Depuis les temps anciens, le jade revêt des attributs particuliers. Pour les Chinois, il est empreint de la force céleste et pétri d'une énergie qui protège ceux qui le portent. Par sa beauté, le jade est l'emblème de la perfection, de la bienveillance, de la pureté, de la transparence. Le jade est aussi douceur, chaleur et préciosité.

Le cristal est un embryon :

 

Il naît de la terre, du roc ; selon la minéralogie indienne, il se distingue du diamant par son degré de maturité embryologique : le cristal n'est qu'un diamant insuffisamment mûr.

Sa transparence est un des plus beaux exemples d'union des contraires : le cristal, bien qu'il soit matériel, permet de voir à travers lui, comme s'il n'était pas matériel. Il représente le plan intermédiaire entre le visible et l'invisible. Il est le symbole de la divination, de la sagesse et des pouvoirs mystérieux accordés à l'homme. Ce sont des palais de cristal que les héros de l'Orient ou de l'Occident rencontrent au sortir des sombres forêts dans leur quête d'un talisman royal. Une même croyance unit le quartz tjuringa des initiés australiens au Saint-Graal de la chevalerie occidentale taillé dans l'émeraude mystique.

Il n'est pas téméraire de rapprocher de ce point de vue celui du chamanisme océano-australien, voire nord-américain, qui fait du cristal de roche des pierres de lumière, détachées du Trône céleste, et des instruments de la clairvoyance du chaman. A Bornéo, le chaman Dayak utilise, pour découvrir l'âme du malade, différents objets magiques, dont les plus importants sont des cristaux de quartz : bata ilau (ou pierre de lumière).

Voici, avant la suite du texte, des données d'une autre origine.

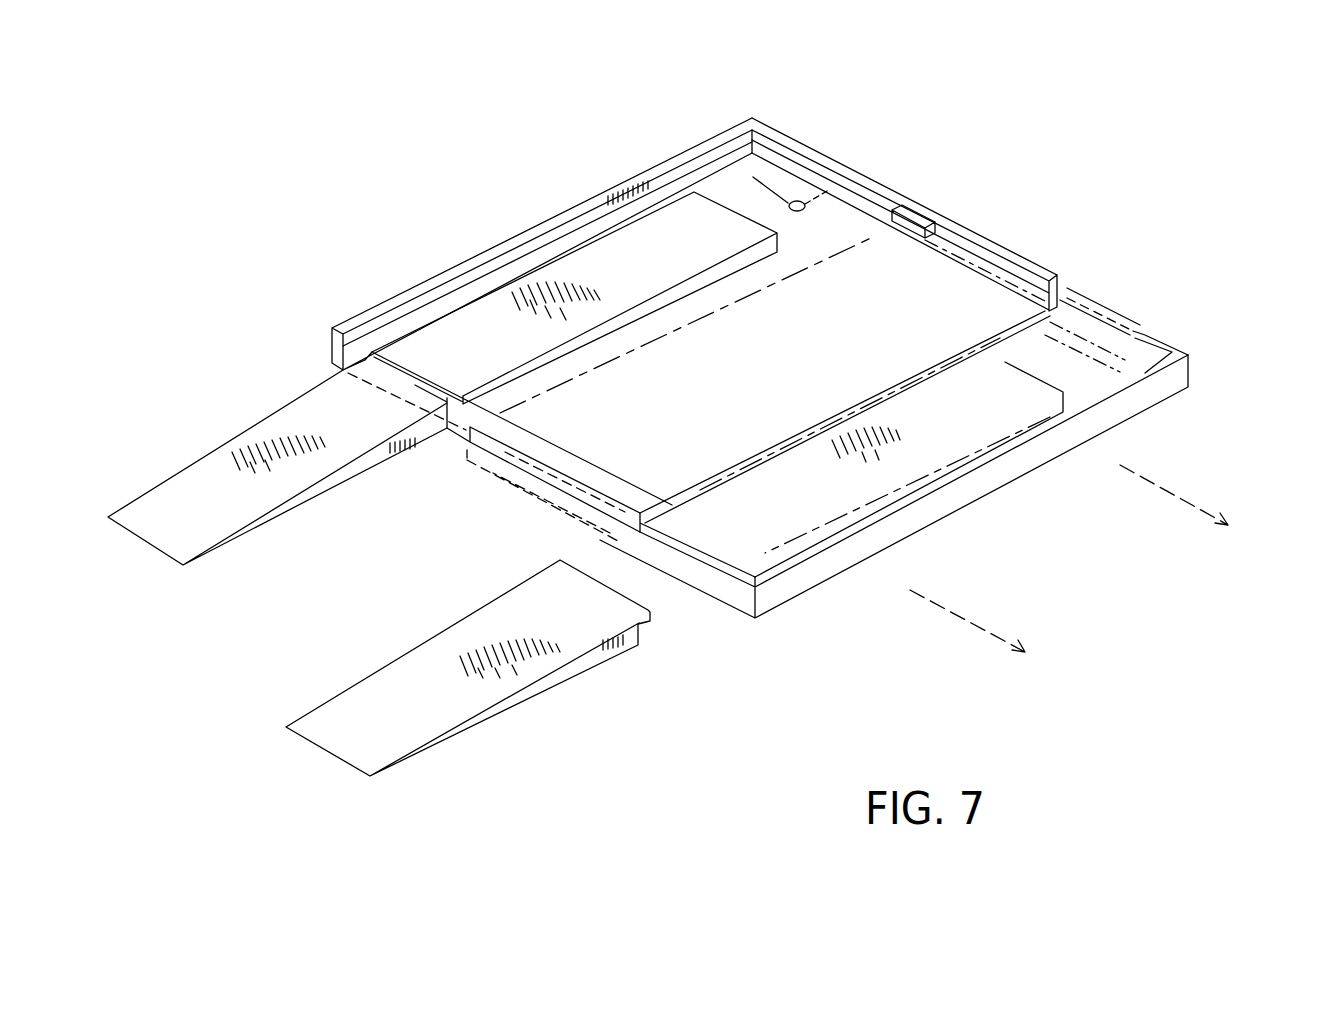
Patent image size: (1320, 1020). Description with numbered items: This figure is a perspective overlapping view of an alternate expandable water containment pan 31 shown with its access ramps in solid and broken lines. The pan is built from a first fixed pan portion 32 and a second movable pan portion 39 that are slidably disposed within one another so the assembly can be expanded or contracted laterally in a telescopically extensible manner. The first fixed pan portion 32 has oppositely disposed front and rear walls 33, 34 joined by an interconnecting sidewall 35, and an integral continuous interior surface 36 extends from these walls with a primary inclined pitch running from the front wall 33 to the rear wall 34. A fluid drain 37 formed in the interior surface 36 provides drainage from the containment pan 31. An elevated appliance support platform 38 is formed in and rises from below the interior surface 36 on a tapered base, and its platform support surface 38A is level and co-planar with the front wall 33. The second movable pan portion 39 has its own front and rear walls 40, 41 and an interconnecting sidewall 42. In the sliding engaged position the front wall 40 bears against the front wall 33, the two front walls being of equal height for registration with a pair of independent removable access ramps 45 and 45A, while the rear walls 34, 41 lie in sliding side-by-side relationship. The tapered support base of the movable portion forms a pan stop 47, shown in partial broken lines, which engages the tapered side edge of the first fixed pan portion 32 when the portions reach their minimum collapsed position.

The expandable water containment pan 31 is at (1069, 213).
The first fixed pan portion 32 is at (839, 158).
The front wall 33 is at (462, 425).
The rear wall 34 is at (790, 158).
The sidewall 35 is at (567, 232).
The interior surface 36 is at (914, 264).
The fluid drain 37 is at (753, 177).
The elevated appliance support platform 38 is at (470, 317).
The platform support surface 38A is at (678, 231).
The second movable pan portion 39 is at (1131, 300).
The front wall 40 is at (725, 600).
The rear wall 41 is at (1140, 350).
The sidewall 42 is at (990, 482).
The access ramp 45 is at (192, 485).
The access ramp 45A is at (393, 680).
The pan stop 47 is at (1087, 313).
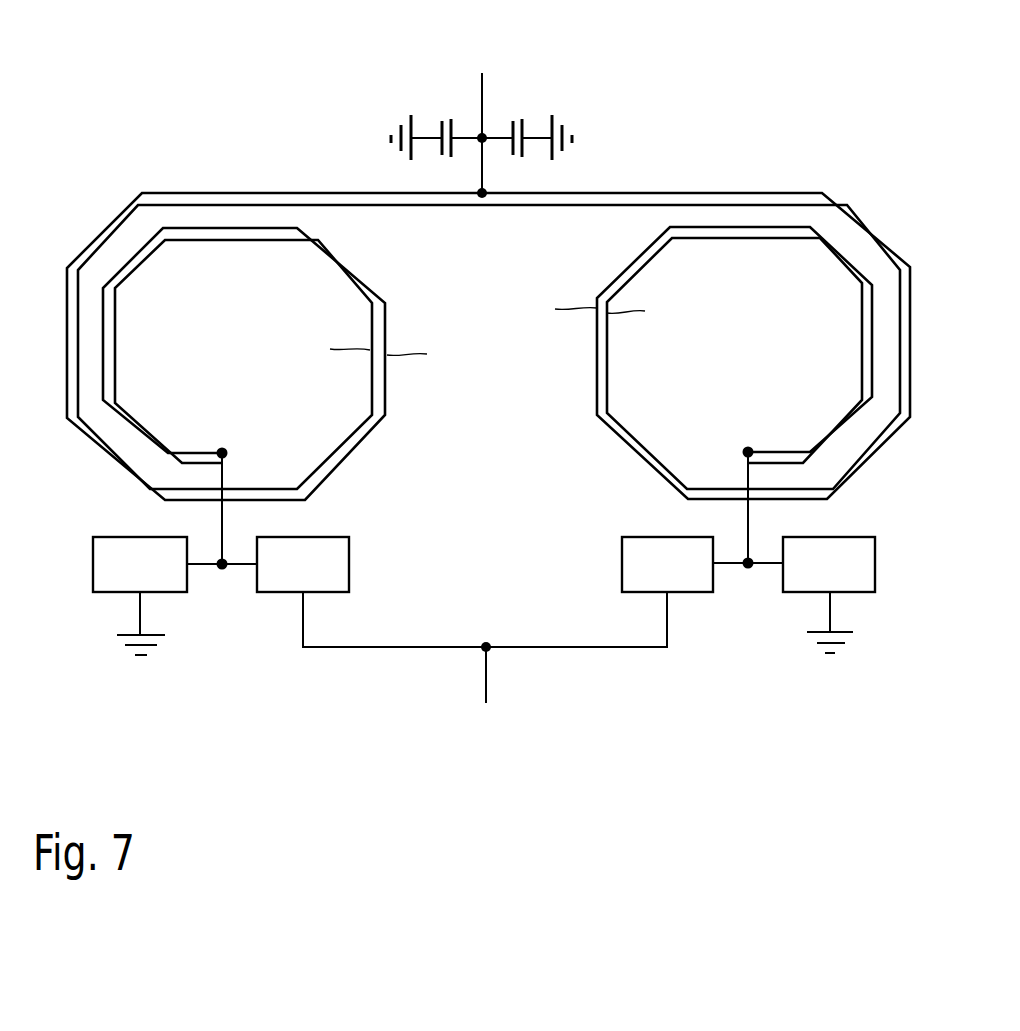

A Donu (Mélanésie), le guérisseur perçoit dans le cristal la personne qui a provoqué la maladie, qu'elle soit vivante ou trépassée. En Australie, les cristaux de roche, qui jouent un rôle important dans initiation de l'homme-médecine, sont d'origine céleste... Ils sont fréquemment considérés comme des fragments détachés du trône de l'Être suprême céleste. Même croyance chez les Negritos de Malacca. Chez les Semang et les Dayak, les chamans ont des pierres-lumière, qui reflètent tout ce qi arrive à l'âme du malade et, partant, où elle se trouve égarée. Chez les Negritos, le guérisseur voit aussi la maladie dans les cristaux. Ces cristaux sont censés habités par des esprits qui montrent la maladie.

En étroite relation avec le serpent arc-en-ciel, ils octroient la faculté de s'élever au ciel. même symbolisme chez les Indiens d'Amérique. Le cristal est ainsi considéré comme une substance sacrée d'origine ouranienne, comportant des pouvoirs de clairvoyance, de sagesse, de divination et la capacité de voler. Les hommes-médecine d'Australie et d'ailleurs rattachent d'une manière obscure leurs pouvoirs à la présence, à l'intérieur même de leur corps, de ces cristaux.

Les pierres transparentes ou translucides telles que le cristal de roche, ou quartz, l'obsidienne, la diorite du sud, sont employées traditionnellement chez les Indiens de la Prairie comme talismans et producteurs de vision : ils facilitent la transe, laquelle permet la perception de l'invisible. Chez les Navaho c'est le cristal de roche qui, le premier, élève le soleil, illuminateur du monde. Chez les Maya, des prêtres lisaient l'avenir dans des fragments de cristal de roche immergés dans une coupe d'hydromel, pour qu'il éveille à la conscience.

Dans la chrétienté, la lumière pénétrant le cristal est une image traditionnelle de l'Immaculée Conception : Marie est un cristal, son fils, la lumière céleste ; ainsi la traverse-t-il toute sans pourtant la briser.